A luta dos petroleiros de Las Heras mostrou o exemplo de assembléias comunitárias e um corpo de delegados unificando os trabalhadores sob o convênio petroleiro e os terceirizados da UOCRA. Recentemente, na Linha B do metrô, ocorreram assembléias com a presença dos companheiros das empresas terceirizadas para decidir os próximos passos após a repressão do governo. Esta unidade na luta, todavia não pode ser casual, temos que prepará-la. As organizações de base dos trabalhadores, as comissões internas e os corpos de delegados, devem conceder os direitos aos companheiros terceirizados; direitos estes negados pelas patronais e pelo Ministério do Trabalho. É necessário que haja corpos de delegados internos que representem a todos”.Lutar por esta perspectiva implica também lutar contra o espírito corporativo e economicista que a burocracia semeia entre os trabalhadores sindicalizados.
A unificação das demandas e a organização democrática comum, bem como a autodefesa frente ã repressão, são as tarefas desenvolvidas para permitir que o conjunto da classe trabalhadora avance no caminho da recuperação de suas organizações nas mãos da burocracia, para realizar sua experiência com o governo para que venha a destacar uma vanguarda disposta a lutar pela independência política de classe.

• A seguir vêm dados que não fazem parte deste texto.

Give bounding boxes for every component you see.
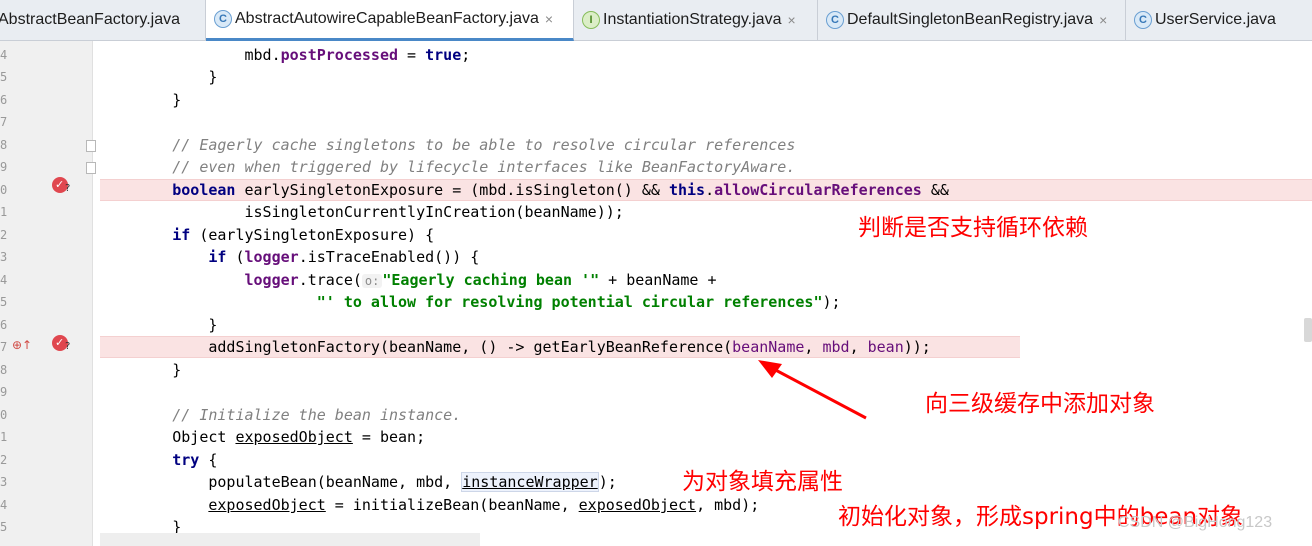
watermark: CSDN @BigHong123 — [1118, 514, 1273, 531]
annotation-arrow — [758, 360, 867, 420]
arrow-head — [758, 360, 782, 378]
arrow-shaft — [767, 364, 867, 420]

Um desafio para a esquerda operária e socialista
No dia 24 de março o governo destacou a esquerda como o centro do debate, qualificando-a como uma "esquerda sinistra". Era um ataque preventivo enquanto negociava com os burocratas sindicais os salários. Temem que a esquerda consiga representar os setores avançados em luta. A emergência de uma nova camada da vanguarda operária combativa brinda a possibilidade para que a esquerda operária e socialista, que milita na luta de classes agrupe forças em torno de um programa e uma estratégia independente da burocracia sindical e do kirchnerismo. A partir do PTS há tempos que vimos nos empenhando no desenvolvimento da coordenação efetiva das lutas operárias e dos militantes em organizações democráticas, para preparar os conflitos, ampliando a solidariedade nas lutas existentes, para lutar pela recuperação das comissões internas, os delegados e as secionais sindicais, levantando um programa de luta antiburocrático, anticapitalista e antigovernista. Setores sindicalistas como os companheiros do Movimento Intersindical Classista (MIC) contrariaram esta perspectiva para não se chocar com alguns burocratas sindicais da CTA, e manter a neutralidade frente ao kirchnerismo. A mesma atitude foi encampada pela esquerda socialista partidária como o PO e o MST.

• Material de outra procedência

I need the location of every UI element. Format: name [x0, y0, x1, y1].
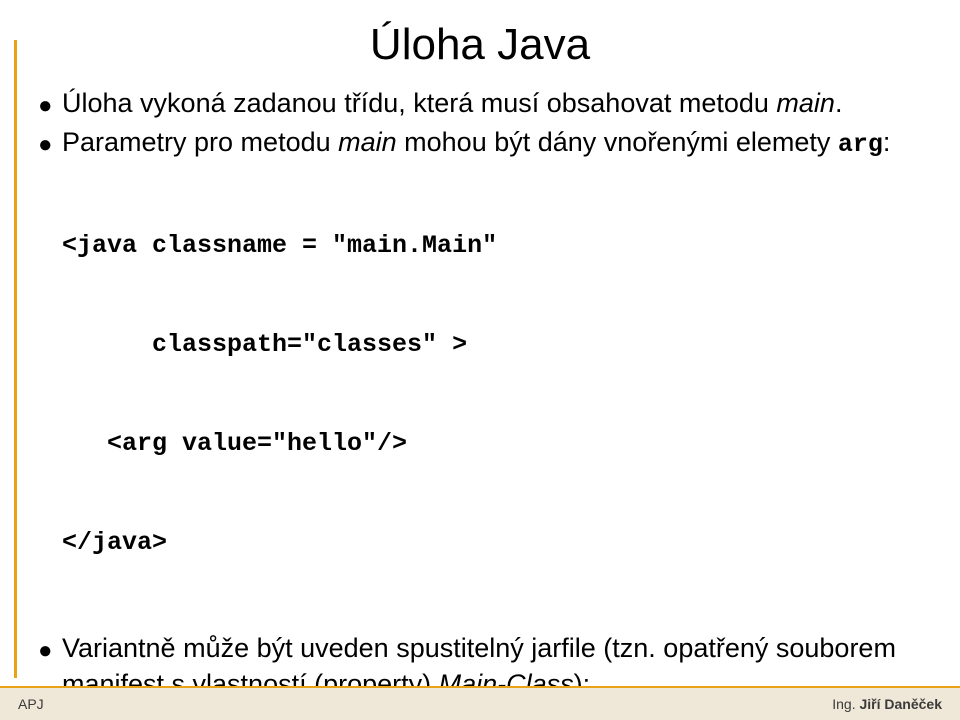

O desafio é claro: estruturar-se organicamente na classe trabalhadora para se opor ao governo que garante a continuidade do domínio imperialista e da classe capitalista, a luta pela independência política dos trabalhadores sob um programa socialista. Intervir junto aos ativistas e setores combativos nas atuais lutas e nas que estão por vir com o claro fim de nos prepararmos para pesar decisivamente quando as ilusões no reformismo light de Kirchner cederão lugar a um novo auge de lutas políticas da classe trabalhadora.